When schools, teachers and staff, include Aboriginal and Torres Strait Islander points of view in every aspect of school life.
It goes beyond curriculum content.
It includes a whole school approach as well as a planning & teaching approach.
Why is it important to embed?
Builds long lasting, authentic relationships with Aboriginal and Torres Strait Islander students, families and community.
Improves Aboriginal and Torres Strait Islander student learning outcomes.
Gives all students an understanding of, and respect for, Aboriginal and Torres Strait Islander traditional and contemporary cultures.
Builds educationalists cultural capacity.
Schools become culturally responsive in knowing and valuing Aboriginal & Torres Strait Islander histories and cultures.
What could embedding look like?
Acknowledgment of Country – co-constructed with your class; a school AofC that is displayed and given at the start of meetings and events; is included in staff email signatures. Yarning Circles: Morning Time, class meetings, consolidating learning, sharing times, shared reading, can be informal in playground.
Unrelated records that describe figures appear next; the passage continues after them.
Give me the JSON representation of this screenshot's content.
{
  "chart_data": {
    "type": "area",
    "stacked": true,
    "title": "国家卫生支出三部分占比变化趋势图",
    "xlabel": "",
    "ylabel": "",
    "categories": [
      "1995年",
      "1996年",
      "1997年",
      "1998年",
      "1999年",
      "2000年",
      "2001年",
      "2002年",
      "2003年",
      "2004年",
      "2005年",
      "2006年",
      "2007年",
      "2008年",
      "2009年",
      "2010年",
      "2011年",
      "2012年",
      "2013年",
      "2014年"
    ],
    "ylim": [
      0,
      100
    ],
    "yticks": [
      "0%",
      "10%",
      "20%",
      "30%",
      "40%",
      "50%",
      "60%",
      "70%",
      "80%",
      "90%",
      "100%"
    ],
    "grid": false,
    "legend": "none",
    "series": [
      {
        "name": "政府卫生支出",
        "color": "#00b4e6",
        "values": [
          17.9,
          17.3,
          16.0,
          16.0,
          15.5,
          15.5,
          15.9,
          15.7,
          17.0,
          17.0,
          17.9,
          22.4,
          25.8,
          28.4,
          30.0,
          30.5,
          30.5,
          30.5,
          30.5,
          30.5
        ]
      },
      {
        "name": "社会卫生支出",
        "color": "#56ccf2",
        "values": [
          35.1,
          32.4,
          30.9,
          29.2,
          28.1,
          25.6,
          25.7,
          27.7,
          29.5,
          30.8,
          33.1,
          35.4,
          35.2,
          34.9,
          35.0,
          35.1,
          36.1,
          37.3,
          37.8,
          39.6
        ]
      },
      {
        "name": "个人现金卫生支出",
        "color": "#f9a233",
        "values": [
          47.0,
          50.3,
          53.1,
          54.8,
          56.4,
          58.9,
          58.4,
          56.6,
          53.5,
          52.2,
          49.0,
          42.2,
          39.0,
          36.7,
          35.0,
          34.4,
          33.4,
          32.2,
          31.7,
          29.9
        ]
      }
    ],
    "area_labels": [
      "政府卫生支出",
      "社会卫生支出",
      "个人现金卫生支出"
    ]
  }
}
Group / Class Names: Totem names, Language names, local language words.
Using texts with Aboriginal and Torres Strait Islander character, and/or by ATSI authors for modelled, shared and guided reading, and available in class libraries for independent reading. In conjunction with our Librarian, I have ensured we have a range of texts and resources in the library for teachers to borrow and use with the class.
Dadirri - Deep Listening (mindfulness)
Foster relationships with families, and local community members.
Obviously, we must go much deeper, but we have to start somewhere, and these are achievable actions that can be taken immediately.
Considering Indigenous perspectives is the morally right thing to do, but let's not forget, it’s also in the curriculum. The Australian Curriculum is working towards addressing two distinct needs in Aboriginal and Torres Strait Islander education:
that Aboriginal and Torres Strait Islander students are able to see themselves, their identities and their cultures reflected in the curriculum of each of the learning areas, can fully participate in the curriculum and can build their self-esteem.
that the Aboriginal and Torres Strait Islander Histories and Cultures cross-curriculum priority is designed for all students to engage in reconciliation, respect and recognition of the world’s oldest continuous living cultures.